Русская линия
ФомаДиакон Михаил Першин16.03.2006 

В поисках потерянного рая
Сыграем со старостью в прятки?

Почему так популярен нынче культ молодости? Почему многие пожилые (и не только) люди готовы омолаживаться любой ценой и как к их попыткам относится Церковь? Как вообще христианам воспринимать возраст? Об этом мы беседуем с диаконом Михаилом ПЕРШИНЫМ — заведующим информационно-издательским сектором отдела по делам молодежи Русской Православной Церкви.

— Отец Михаил, чаще всего человек не стремится к физическому бессмертию, понимая, что оно невозможно, а просто хочет и в старости оставаться молодым. Такое стремление — оно было во все времена или появилось только сейчас?

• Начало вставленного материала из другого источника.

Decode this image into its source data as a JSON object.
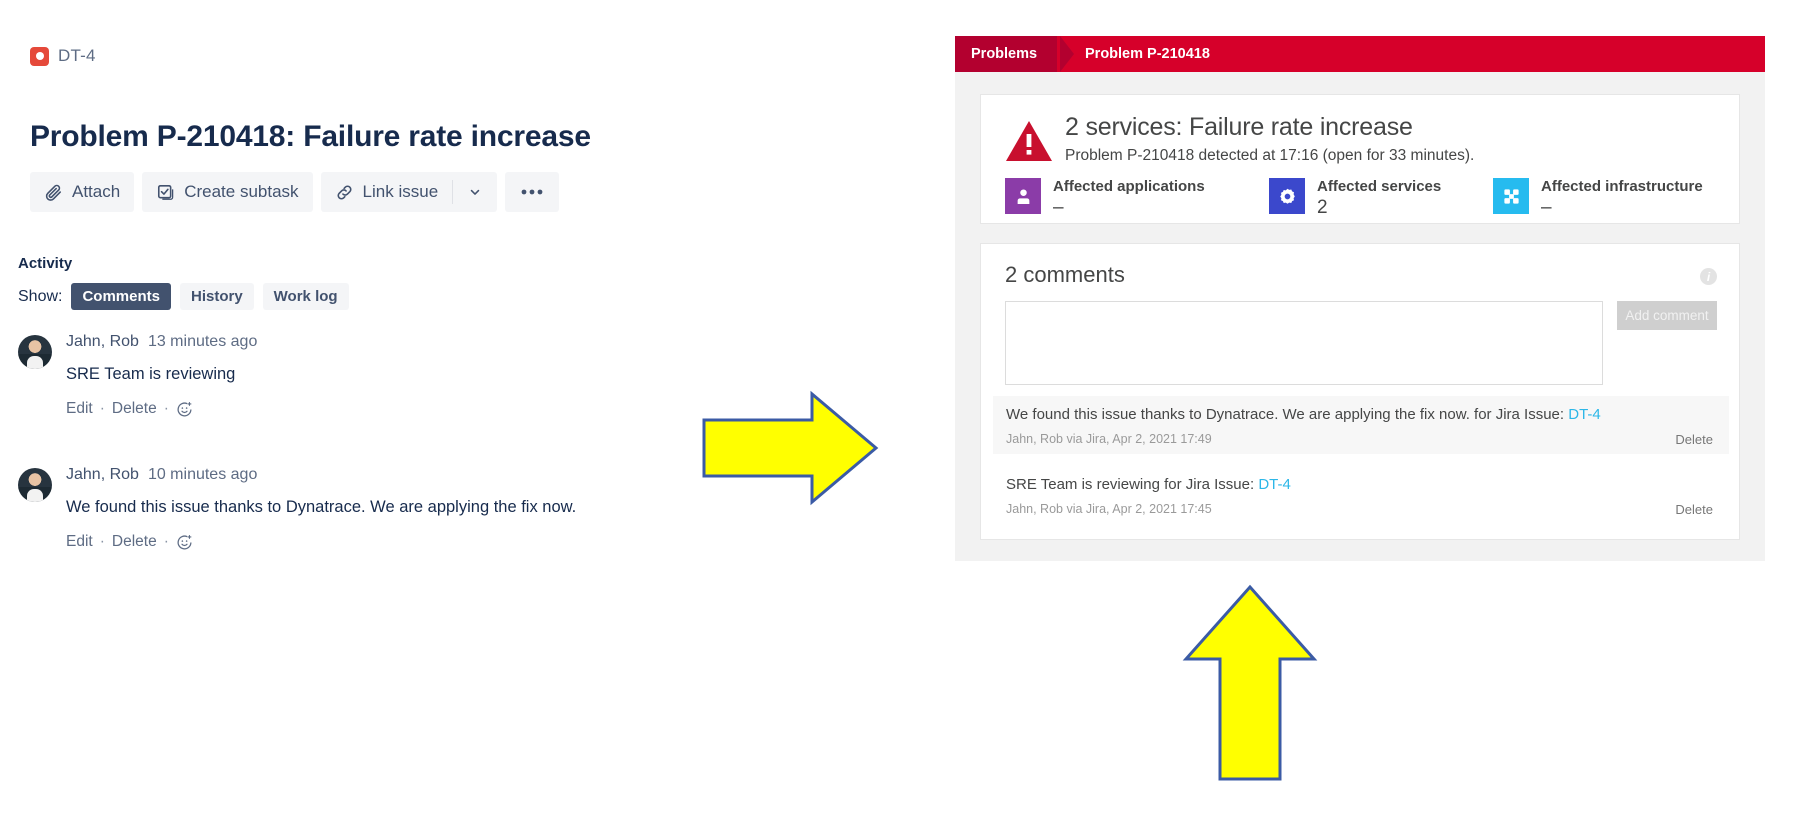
{
  "jira": {
    "issue_key": "DT-4",
    "issue_key_icon": "story-icon",
    "title": "Problem P-210418: Failure rate increase",
    "actions": {
      "attach": "Attach",
      "create_subtask": "Create subtask",
      "link_issue": "Link issue",
      "caret": "⌄",
      "more": "•••"
    },
    "activity_label": "Activity",
    "show_label": "Show:",
    "tabs": [
      {
        "label": "Comments",
        "active": true
      },
      {
        "label": "History",
        "active": false
      },
      {
        "label": "Work log",
        "active": false
      }
    ],
    "comments": [
      {
        "author": "Jahn, Rob",
        "time": "13 minutes ago",
        "body": "SRE Team is reviewing",
        "edit": "Edit",
        "delete": "Delete",
        "separator": "·"
      },
      {
        "author": "Jahn, Rob",
        "time": "10 minutes ago",
        "body": "We found this issue thanks to Dynatrace. We are applying the fix now.",
        "edit": "Edit",
        "delete": "Delete",
        "separator": "·"
      }
    ]
  },
  "dynatrace": {
    "breadcrumb": {
      "root": "Problems",
      "current": "Problem P-210418"
    },
    "problem": {
      "title": "2 services: Failure rate increase",
      "subtitle": "Problem P-210418 detected at 17:16 (open for 33 minutes).",
      "stats": [
        {
          "label": "Affected applications",
          "value": "–",
          "icon": "user-icon",
          "color": "#8B3CA8"
        },
        {
          "label": "Affected services",
          "value": "2",
          "icon": "gear-icon",
          "color": "#3B48CC"
        },
        {
          "label": "Affected infrastructure",
          "value": "–",
          "icon": "hosts-icon",
          "color": "#26BBEF"
        }
      ]
    },
    "comments_panel": {
      "heading": "2 comments",
      "info_icon": "info-icon",
      "textarea_value": "",
      "textarea_placeholder": "",
      "add_button": "Add comment",
      "items": [
        {
          "text_before_link": "We found this issue thanks to Dynatrace. We are applying the fix now. for Jira Issue: ",
          "link": "DT-4",
          "meta": "Jahn, Rob via Jira, Apr 2, 2021 17:49",
          "delete": "Delete"
        },
        {
          "text_before_link": "SRE Team is reviewing for Jira Issue: ",
          "link": "DT-4",
          "meta": "Jahn, Rob via Jira, Apr 2, 2021 17:45",
          "delete": "Delete"
        }
      ]
    }
  },
  "annotations": {
    "arrow_right": {
      "name": "flow-arrow-right",
      "fill": "#FFFF00",
      "stroke": "#3B5BA5"
    },
    "arrow_up": {
      "name": "callout-arrow-up",
      "fill": "#FFFF00",
      "stroke": "#3B5BA5"
    }
  }
}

— Заблуждаются те, кто полагает, будто христианство — это мрачная мироотрицающая религия, запрещающая удовольствия, наслаждения и красоту. Будто нормой оно считает морщины, седые волосы, согбенную фигуру, черный платочек. Этот стереотип бытует не только в России, но и на Западе. Однако вера говорит совсем о другом.

Христос не запрещает радости жизни, просто во главу угла должно быть поставлено восхождение к их источнику, к Богу, с целью стяжать нечто большее — благодать. А коли так, возникает вопрос меры, вопрос приоритетов. Какова в вашей жизни мера косметики, развлечений, путешествий? Тут общего ответа не найти, тут, чтобы ощутить эту меру лично для себя, нужна более-менее упорядоченная церковная жизнь, нужны советы духовника.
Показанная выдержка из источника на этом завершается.